The battle is no longer about Hillary vs Bush, or Hillary vs Trump, or even Democrats versus Republicans – the true fight is between Goldman Sachs and Bernie Sanders.What the billionaire class threw back in response to Sanders, was the most obnoxious, racist campaign in recent history dressed up as an upsurge for Donald Trump - to divert the public for Sanders’ message.

Some of Trump’s frustration-filled defiance involved almost mirroring Sanders, if not countering him altogether to delegitimize his anti-establishmentalism, a bit too strategic. He announced that if the nomination is snatched away from him, there could ‘perhaps’ be riots, on the same day that Sanders announced that he would be taking the fight for the Democratic nomination till the convention and to deny Clinton the required 2,383 pledged delegates if not total delegates so as to have an open convention.

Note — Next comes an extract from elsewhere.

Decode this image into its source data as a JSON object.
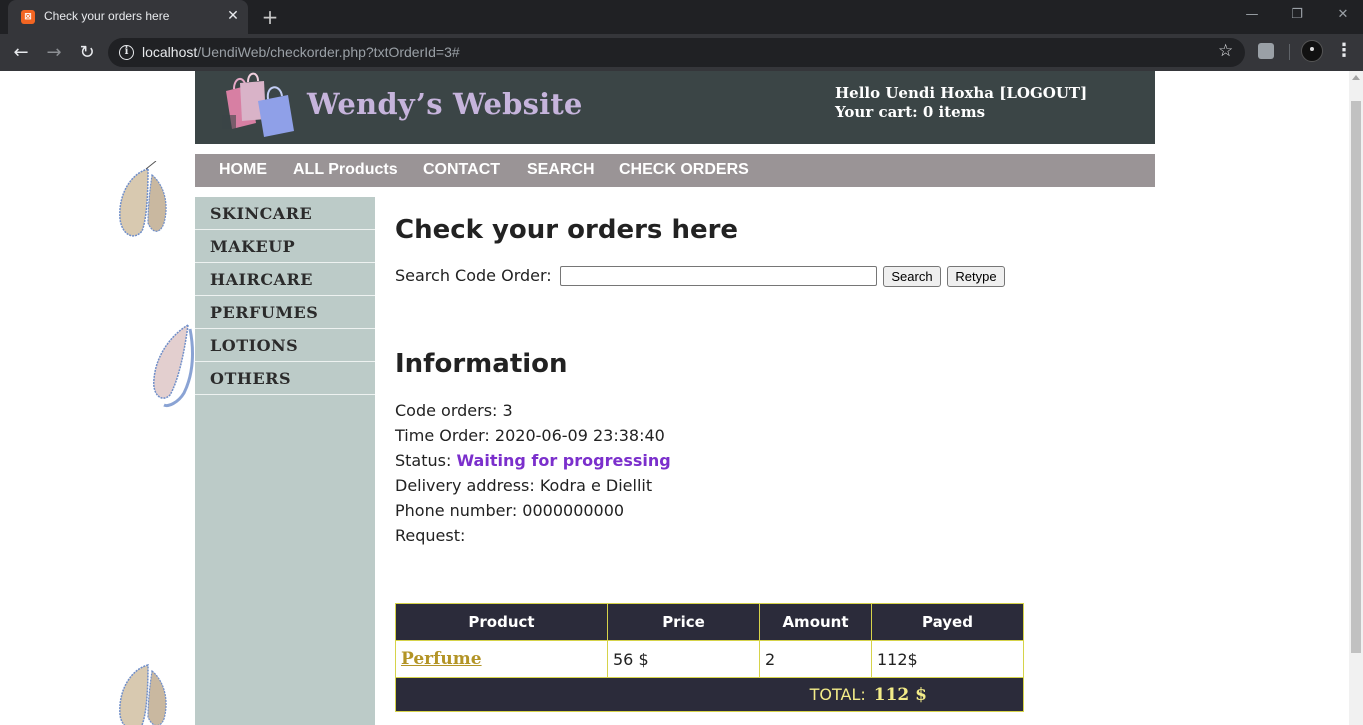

In fact, in its fearmongering about Trump the corporate media, the media has ended up using the Gobbels-esque tool of the big lie, overwhelming the public with the long shadow of a Trump-wave, attempting to make the people rush into the arms of the political two-party establishment that sold them short for decades. Trump is not taking over America. The corporate establishment just wants you to think so. With Jeb Bush out of the race, Trump’s racism is the same-old divide and rule tactic to distract voters from the political process....the biggest beneficiary is Hillary Clinton. The lesser evil theory used to justify voting for Clinton against Trump must be done away with.